Les recommandations émises en décembre dernier par le contrôleur général des lieux de privation de liberté (1) concernant les dysfonctionnements de plusieurs centres éducatifs fermés (CEF) ont rappelé de mauvais souvenirs au CEF Txingudi. De ses débuts en 2004 jusqu’à 2007, ce centre créé par l’association Philae (2) et qui accueille dix jeunes délinquants multirécidivistes âgés de 16 à 18 ans dans une ancienne base marine de Hendaye a connu les difficultés dénoncées par Jean-Marie Delarue : absence de formation du personnel, recours abusifs à la contrainte physique, manque de respect du droit du mineur et de ses parents à participer aux décisions le concernant… « Le démarrage fin 2003 s’est fait dans la précipitation, pour répondre à une commande politique, reconnaît Daniel Hegoburu, salarié de l’association Philae depuis 2002 avant d’en prendre la direction en 2007. Le directeur n’avait pas l’expérience de ce type de public. Les recrutements se sont faits dans l’urgence. Comme les CEF étaient mal vus par la profession, il y a eu peu de candidatures d’éducateurs diplômés. Nous avons donc engagé des costauds pour contenir les jeunes. La partie éducative était laissée de côté. »
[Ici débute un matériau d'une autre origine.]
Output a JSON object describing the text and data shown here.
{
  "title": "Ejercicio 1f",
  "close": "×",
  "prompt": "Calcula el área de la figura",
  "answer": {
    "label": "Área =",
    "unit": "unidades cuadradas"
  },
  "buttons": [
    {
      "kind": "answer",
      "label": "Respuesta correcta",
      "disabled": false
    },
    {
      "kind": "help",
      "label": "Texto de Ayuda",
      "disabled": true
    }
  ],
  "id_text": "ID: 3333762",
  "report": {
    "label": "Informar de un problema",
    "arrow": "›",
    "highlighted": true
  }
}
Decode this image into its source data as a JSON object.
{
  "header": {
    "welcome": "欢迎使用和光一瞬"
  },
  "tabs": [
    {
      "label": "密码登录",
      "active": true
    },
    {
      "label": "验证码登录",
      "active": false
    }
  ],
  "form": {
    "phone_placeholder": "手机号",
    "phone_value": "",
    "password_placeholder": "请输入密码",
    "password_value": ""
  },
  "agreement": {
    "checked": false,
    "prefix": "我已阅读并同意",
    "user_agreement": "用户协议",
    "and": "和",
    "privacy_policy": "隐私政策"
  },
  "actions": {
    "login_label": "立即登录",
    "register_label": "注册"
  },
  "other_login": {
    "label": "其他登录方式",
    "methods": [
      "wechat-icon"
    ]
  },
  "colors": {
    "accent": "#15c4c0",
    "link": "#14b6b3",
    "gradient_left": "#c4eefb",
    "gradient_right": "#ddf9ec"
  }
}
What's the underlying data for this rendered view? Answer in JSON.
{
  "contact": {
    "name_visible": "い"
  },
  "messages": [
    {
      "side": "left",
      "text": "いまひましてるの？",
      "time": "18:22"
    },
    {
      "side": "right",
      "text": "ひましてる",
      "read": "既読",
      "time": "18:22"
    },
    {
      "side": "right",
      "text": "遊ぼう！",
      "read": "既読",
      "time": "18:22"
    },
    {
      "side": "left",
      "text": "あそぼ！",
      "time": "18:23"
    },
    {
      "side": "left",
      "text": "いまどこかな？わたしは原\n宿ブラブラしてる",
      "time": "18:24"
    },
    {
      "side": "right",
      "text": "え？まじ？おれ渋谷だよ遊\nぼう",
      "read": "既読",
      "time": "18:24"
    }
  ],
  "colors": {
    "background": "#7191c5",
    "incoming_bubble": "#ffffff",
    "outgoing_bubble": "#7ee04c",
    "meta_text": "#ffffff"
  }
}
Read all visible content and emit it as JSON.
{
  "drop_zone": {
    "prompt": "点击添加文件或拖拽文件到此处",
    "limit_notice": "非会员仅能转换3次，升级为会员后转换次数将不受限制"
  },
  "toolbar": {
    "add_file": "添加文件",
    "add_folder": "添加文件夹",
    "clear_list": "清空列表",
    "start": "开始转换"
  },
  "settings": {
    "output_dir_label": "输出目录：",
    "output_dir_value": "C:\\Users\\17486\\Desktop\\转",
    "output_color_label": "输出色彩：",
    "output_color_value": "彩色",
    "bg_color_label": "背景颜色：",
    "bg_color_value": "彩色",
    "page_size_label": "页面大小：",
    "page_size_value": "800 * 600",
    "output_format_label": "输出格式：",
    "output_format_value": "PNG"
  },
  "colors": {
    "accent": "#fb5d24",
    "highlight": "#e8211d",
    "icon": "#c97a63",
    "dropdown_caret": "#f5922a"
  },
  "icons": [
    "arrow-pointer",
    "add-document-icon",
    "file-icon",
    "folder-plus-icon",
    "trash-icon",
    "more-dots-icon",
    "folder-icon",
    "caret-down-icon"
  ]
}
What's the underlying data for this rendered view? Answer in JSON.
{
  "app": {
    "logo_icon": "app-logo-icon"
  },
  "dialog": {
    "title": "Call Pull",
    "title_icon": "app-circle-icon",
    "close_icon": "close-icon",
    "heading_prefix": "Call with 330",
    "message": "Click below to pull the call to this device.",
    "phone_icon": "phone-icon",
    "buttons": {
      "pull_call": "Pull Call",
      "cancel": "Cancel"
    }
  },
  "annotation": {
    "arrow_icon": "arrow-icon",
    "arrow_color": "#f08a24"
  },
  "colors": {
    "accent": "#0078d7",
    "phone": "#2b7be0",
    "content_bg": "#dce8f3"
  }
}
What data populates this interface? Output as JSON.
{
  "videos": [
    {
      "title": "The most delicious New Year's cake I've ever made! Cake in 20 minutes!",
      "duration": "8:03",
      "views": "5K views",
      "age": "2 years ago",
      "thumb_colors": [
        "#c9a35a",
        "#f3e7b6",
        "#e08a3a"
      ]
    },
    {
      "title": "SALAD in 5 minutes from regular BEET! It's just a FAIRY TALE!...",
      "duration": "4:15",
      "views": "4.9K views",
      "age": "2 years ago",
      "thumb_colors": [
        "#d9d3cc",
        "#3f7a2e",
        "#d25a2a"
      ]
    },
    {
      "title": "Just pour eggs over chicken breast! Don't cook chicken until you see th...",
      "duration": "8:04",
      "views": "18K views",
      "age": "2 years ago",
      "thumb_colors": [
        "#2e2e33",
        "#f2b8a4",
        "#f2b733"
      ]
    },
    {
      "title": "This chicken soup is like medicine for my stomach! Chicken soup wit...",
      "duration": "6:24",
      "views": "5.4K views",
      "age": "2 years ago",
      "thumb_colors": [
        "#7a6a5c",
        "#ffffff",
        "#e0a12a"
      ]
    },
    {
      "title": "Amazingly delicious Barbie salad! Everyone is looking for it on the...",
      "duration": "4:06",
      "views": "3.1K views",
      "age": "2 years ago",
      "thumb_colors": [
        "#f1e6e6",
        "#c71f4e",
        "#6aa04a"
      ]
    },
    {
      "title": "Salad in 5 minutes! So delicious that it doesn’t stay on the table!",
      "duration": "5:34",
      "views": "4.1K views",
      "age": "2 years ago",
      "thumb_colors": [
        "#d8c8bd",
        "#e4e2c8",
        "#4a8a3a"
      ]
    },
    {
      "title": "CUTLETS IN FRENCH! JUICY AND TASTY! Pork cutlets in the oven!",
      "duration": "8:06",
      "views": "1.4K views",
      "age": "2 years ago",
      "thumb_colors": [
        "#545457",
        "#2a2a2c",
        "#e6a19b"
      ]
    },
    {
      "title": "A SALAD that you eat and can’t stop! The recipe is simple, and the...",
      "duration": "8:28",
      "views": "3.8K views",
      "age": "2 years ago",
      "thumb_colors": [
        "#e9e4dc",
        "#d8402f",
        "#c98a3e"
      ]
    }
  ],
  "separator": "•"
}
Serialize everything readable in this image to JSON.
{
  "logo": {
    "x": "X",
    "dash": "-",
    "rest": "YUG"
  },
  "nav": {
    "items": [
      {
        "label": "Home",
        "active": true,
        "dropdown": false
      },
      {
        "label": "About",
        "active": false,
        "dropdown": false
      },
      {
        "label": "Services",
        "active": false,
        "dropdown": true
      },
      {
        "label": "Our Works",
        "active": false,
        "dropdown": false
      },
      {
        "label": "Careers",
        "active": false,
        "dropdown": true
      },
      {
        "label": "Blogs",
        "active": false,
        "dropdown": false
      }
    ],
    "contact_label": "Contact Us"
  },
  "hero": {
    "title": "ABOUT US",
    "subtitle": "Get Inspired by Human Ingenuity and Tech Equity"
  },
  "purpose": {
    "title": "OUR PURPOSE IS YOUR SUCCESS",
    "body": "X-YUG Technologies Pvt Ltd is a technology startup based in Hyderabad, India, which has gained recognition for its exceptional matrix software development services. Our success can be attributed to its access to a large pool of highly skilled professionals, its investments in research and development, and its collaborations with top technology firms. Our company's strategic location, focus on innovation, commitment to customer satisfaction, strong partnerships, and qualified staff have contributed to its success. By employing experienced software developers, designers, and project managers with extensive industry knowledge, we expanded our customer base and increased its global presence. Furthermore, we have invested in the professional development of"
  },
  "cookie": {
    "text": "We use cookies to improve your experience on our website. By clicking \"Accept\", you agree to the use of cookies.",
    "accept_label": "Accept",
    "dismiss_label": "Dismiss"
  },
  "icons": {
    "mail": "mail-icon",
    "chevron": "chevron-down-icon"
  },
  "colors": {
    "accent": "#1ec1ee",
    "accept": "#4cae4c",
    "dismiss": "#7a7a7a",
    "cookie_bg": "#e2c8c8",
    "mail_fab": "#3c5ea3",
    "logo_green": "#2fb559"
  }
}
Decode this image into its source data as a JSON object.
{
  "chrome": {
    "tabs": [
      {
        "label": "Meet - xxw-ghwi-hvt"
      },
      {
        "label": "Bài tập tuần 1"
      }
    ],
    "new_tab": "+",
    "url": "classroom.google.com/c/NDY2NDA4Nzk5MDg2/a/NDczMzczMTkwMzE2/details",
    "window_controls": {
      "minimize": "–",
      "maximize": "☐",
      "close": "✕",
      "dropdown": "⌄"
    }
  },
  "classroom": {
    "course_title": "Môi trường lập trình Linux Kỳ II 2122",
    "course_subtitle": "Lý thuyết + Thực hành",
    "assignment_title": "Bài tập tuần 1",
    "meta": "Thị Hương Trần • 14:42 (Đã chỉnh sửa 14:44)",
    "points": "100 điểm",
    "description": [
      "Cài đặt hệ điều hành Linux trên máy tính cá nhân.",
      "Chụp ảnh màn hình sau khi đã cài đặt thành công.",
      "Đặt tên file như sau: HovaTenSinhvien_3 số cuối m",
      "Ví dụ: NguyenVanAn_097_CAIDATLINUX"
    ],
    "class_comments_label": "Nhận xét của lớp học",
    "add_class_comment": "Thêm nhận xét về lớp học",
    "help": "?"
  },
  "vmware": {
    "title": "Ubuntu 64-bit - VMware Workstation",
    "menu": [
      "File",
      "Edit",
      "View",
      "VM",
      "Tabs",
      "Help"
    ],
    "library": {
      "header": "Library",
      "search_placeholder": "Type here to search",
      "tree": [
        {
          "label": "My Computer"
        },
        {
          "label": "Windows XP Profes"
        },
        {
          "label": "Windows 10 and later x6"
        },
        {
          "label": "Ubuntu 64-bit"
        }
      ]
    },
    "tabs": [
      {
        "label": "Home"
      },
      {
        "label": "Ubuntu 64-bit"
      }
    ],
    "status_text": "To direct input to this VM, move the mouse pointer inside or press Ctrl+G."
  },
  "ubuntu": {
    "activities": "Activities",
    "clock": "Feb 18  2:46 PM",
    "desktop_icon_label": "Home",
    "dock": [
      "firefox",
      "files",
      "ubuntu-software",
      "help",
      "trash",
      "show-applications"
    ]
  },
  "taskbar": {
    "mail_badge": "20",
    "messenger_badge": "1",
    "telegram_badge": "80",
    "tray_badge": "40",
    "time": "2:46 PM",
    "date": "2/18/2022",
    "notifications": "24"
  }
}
Très vite, les difficultés sont apparues. Les violences des adolescents et les arrêts maladie des personnels se sont enchaînés en une ronde infernale. « C’était une culture coercitive, avec une bande d’adultes contre une bande de jeunes. De vraies bombes à retardement », raconte Jérôme Valère, directeur du CEF depuis juillet 2007. Cette situation désespérait le conseil d’administration de Philae car elle allait à l’encontre de ses valeurs. « Notre objectif est de venir en aide à des gamins en difficulté. Mais pour cela, il faut les aimer, sinon ce n’est pas la peine, explique son président Jacques Moliès, ancien commandant de police viscéralement attaché à l’alternative à l’incarcération après avoir vu des mineurs se suicider en prison. Ces valeurs n’ont pas pu être mises en pratique par les salariés à l’époque, et cela nous a beaucoup affectés. »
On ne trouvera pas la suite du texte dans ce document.